The New York Critic: Reviews

That Day-to-Day Life Masks

Flamenco is a folk art from Spain - specifically, from the province of Andalusia. It developed in the mix of cultures that Spain hosted in the 16th century. It has been traditionally the expression of the myriad forms of cultural and economic oppression. It's a form made up of singing, dance, and guitar. There are hundred of palos (flamenco forms), each with its own rhythm, chords and mood. Today it still expresses a timeless intensity that stuns us with raw emotion.

Noche Flamenca, the cuadro (flamenco company) that appeared recently at The New York Shakespeare Festival's Public Theatre, presented us with all three flamenco elements, in the persons of six of its members - two male singers, two male guitarists, and two dancers. From the act's opening, with a guitarist and a singer, it's clear that the company is concerned with a controlled passion. The singer's throaty wail is the vocal equivalent of a tornado. Then, Alejandro Granados dances. His macho dance is athletic to the point of being pugilistic, with the forcefulness of a martial art, but without assault.

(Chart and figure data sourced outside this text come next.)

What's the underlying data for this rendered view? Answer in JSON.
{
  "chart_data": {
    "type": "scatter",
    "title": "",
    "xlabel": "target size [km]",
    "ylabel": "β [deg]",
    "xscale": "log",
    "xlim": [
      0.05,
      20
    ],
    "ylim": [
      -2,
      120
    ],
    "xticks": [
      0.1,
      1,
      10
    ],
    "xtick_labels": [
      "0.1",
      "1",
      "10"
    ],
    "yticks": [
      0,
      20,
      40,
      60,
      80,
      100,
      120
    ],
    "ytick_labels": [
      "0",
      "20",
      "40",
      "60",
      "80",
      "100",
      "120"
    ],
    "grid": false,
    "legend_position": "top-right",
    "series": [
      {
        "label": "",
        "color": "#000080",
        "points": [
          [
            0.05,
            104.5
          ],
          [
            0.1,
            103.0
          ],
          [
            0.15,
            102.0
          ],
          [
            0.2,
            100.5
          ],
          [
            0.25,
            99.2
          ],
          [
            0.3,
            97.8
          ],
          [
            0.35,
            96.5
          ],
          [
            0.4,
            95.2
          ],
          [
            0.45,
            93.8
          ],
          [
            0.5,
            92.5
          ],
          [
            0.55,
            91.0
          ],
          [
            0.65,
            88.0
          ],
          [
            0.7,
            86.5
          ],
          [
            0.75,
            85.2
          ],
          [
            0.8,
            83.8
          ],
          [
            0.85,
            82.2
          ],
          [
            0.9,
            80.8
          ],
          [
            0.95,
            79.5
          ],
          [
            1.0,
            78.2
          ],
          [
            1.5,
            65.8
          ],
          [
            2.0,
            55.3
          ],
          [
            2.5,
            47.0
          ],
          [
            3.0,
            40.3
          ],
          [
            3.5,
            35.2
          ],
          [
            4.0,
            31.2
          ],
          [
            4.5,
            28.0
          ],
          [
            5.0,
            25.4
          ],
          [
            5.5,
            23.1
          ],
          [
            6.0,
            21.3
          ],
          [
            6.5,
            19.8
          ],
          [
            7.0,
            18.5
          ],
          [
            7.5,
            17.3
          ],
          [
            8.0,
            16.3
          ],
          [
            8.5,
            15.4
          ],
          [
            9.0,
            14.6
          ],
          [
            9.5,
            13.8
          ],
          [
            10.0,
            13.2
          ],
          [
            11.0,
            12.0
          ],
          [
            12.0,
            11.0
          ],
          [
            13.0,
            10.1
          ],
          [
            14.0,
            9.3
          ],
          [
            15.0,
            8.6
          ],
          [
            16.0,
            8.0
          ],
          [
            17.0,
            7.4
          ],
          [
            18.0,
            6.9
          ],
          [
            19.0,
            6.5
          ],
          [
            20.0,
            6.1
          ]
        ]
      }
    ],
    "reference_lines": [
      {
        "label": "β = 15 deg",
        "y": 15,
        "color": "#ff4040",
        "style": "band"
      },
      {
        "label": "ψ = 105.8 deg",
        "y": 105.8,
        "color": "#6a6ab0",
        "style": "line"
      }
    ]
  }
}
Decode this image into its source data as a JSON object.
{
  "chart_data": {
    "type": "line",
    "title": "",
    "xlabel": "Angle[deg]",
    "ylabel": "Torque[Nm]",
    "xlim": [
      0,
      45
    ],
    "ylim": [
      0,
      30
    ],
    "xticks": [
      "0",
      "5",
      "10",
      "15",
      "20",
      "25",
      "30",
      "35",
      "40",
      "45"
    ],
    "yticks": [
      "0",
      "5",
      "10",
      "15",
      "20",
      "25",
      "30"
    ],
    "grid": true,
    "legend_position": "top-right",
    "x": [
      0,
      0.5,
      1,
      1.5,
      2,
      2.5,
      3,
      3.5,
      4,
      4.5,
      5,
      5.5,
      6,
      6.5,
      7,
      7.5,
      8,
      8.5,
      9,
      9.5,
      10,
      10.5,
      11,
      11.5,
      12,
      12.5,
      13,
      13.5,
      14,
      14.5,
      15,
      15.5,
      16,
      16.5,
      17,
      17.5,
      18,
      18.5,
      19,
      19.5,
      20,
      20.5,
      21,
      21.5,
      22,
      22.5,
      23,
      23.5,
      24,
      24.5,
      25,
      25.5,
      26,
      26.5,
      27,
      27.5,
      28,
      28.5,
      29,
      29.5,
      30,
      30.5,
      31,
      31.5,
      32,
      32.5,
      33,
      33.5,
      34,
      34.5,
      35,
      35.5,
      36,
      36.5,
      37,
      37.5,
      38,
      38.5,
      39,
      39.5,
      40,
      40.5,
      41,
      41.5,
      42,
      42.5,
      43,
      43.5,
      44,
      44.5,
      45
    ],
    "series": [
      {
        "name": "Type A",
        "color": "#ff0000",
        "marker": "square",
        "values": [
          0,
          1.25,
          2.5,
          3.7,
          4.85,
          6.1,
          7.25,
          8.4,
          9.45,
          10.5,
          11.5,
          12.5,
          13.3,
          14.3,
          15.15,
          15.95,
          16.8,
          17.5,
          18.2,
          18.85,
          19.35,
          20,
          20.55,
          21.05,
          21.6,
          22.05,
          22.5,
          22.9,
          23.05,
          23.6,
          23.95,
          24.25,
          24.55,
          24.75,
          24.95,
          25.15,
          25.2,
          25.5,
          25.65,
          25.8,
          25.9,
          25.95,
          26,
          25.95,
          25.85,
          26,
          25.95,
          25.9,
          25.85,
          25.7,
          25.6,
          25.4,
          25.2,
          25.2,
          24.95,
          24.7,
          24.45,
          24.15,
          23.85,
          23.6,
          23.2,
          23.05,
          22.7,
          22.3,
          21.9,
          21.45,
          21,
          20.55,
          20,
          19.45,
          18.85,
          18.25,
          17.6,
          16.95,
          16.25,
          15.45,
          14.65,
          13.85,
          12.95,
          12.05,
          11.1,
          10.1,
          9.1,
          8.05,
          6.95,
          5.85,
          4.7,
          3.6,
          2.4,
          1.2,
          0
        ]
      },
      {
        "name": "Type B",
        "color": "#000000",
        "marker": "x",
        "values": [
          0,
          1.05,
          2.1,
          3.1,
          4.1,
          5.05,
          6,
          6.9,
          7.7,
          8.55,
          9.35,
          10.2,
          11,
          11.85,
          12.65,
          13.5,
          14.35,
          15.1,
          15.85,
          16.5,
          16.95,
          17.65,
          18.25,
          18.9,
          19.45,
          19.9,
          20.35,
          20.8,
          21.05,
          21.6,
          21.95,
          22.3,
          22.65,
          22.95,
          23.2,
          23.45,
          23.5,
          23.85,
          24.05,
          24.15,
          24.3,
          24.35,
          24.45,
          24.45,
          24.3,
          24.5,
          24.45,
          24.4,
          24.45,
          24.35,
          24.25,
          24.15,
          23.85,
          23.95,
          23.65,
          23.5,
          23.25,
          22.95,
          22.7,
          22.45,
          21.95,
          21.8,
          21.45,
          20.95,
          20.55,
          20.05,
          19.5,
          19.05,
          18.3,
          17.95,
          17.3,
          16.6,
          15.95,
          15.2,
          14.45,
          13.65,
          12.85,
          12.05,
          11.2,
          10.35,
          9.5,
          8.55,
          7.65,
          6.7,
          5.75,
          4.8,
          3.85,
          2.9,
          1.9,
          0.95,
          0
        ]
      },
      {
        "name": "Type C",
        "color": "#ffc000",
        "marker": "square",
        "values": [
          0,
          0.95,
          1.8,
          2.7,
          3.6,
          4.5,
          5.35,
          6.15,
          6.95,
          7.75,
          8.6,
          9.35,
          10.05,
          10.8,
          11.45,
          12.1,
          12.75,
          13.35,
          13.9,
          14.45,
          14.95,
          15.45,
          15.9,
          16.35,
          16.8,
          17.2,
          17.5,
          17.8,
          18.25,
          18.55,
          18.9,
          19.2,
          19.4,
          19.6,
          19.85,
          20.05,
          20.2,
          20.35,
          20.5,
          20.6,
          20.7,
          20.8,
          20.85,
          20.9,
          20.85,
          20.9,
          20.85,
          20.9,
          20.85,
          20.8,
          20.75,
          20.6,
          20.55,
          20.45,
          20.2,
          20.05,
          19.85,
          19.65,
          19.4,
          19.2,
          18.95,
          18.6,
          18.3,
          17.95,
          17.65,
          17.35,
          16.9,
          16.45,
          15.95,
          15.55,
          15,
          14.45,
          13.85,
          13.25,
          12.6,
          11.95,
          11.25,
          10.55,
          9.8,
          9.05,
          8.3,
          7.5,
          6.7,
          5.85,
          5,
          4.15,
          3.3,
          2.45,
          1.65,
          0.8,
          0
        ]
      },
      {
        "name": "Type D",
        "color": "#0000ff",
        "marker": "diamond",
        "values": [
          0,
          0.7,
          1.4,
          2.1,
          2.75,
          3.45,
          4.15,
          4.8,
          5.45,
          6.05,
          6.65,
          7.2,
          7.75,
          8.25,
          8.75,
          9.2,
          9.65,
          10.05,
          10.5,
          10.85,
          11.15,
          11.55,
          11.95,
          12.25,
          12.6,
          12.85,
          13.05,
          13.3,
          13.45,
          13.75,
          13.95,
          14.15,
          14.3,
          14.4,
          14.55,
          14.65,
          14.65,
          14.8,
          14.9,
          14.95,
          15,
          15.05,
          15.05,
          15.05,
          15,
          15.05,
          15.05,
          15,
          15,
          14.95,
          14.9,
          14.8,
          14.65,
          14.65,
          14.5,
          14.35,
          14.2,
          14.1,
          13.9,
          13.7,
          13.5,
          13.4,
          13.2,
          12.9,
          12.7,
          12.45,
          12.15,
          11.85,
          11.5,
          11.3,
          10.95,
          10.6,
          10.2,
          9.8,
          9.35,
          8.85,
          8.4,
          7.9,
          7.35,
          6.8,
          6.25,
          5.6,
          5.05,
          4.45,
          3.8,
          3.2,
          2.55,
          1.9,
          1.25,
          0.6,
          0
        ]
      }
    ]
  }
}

The centerpiece of the company is Soledad Barrio, its brilliant lead dancer. Her face itself a reflection of life: she looks stunned, as if she's just learned how hard life is, and disdainful, as if no one suffers as much as she does. She stands still at first, and then moves slowly, as if determining if the space is acceptable. Then she throws herself into the compás (rhythm) of the section, lifting her skirt hem or arching her back, or throwing her arms up and executing precise finger movements that suggest Indian forms. In her red shawl or her maroon dress, she's as commanding as a colossus.

And of course there is always in flamenco dance the unmistakable, rhythmic click of the tacon (heel).

The dancers are usually accompanied by palmas (hand-clapping) in one of the complex palos that they have at their disposal. Sometimes all the company members sing. At one point, the singers stood so close to Srta. Barrio, and related to her so carefully, that they took all on the quality a single performer, as if the dancer had split into three persons. The one-hour performance leaves us with a sense of catharsis and closure. Small wonder that the audience was shouting "Olé".

The flamenco is a performance of mythical proportions, with a power and severity that challenge the audience's capacity to accept it. It reminds us of the passions that day-to-day life masks.